The Staten-Island based company, which owns and operates data centers, will build the centers in Osaka and Tokyo for telecommunications firm KDDI. With these additions, Telehouse now operates 46 sites totaling 4 million s/f across 13 countries. Its sole facility in New York City is a 60,000-s/f site at 85 10th Avenue in Chelsea.
The market for data centers is booming mainly because of the growth in cloud-based technology, explained CBRE’s senior managing director Jeff Hipschman. “All of this proliferation of data has to live somewhere,” he said.
Clouds allow individuals to save files via the internet in large data centers, as opposed to on their own hard drives.
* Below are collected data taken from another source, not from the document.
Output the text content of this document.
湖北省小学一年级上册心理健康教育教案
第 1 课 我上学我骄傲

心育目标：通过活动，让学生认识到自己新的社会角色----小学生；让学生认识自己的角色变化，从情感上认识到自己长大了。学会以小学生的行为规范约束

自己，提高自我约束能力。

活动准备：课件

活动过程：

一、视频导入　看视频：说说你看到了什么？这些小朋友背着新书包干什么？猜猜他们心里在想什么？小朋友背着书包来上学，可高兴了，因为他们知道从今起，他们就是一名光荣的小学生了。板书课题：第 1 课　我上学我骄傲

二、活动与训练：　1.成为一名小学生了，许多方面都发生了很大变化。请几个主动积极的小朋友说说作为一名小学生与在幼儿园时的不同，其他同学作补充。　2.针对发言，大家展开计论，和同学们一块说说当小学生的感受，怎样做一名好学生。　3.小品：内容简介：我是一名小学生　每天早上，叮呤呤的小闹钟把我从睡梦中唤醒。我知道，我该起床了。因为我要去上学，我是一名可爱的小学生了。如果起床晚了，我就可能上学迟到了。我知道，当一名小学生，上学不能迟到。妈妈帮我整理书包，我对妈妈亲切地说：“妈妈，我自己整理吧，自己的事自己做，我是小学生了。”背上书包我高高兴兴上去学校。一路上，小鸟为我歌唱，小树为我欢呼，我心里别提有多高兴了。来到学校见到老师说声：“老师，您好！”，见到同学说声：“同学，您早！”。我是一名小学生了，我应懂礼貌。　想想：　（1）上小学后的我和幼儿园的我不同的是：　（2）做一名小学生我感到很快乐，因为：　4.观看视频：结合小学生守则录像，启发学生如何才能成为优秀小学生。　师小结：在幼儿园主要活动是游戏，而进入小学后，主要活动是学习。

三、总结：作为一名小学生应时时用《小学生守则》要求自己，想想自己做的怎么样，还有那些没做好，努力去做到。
Although security concerns emerged last week over a hacking case at Apple’s iCloud, the technology has grown in popularity in recent years.
Most data centers in Greater New York are concentrated in New Jersey, according to Hipschman. The state has a favorable power infrastructure, is a major telecommunications thoroughfare and is close to Manhattan, where financial trading desks are among the biggest data-center users.
Another cluster of data centers is emerging in Orangetown, New York – near Nyack on the Hudson River. In May 2013 Bloomberg LLP signed a deal for a 132,000-s/f data center in the town, to be built by Tishman Construction. In the same month Seattle-based Sabey Corporation launched a 100,000-s/f data center in the Verizon building in downtown Manhattan.
Outside of the U.S., data center builders have benefitted from the expansion of telecommunications in emerging countries, said Telehouse’s marketing coordinator Vincent Cannone. “Companies are constantly striving to expand their services into emerging markets and, in doing so, have the need to set up IT ecosystems within those markets to reach their customers quickly, effectively, and affordably,” he said.
As data centers grow in importance, so do concerns over their safety – especially in the face of natural disasters. For example, Hurricane Sandy damaged and shut down several New York data centers in late 2012.
Telehouse’s data center in Osaka will be used as a “disaster recovery and back-up site” for the Tokyo site and its technical and operations room will be on the second floor to make it flood-proof.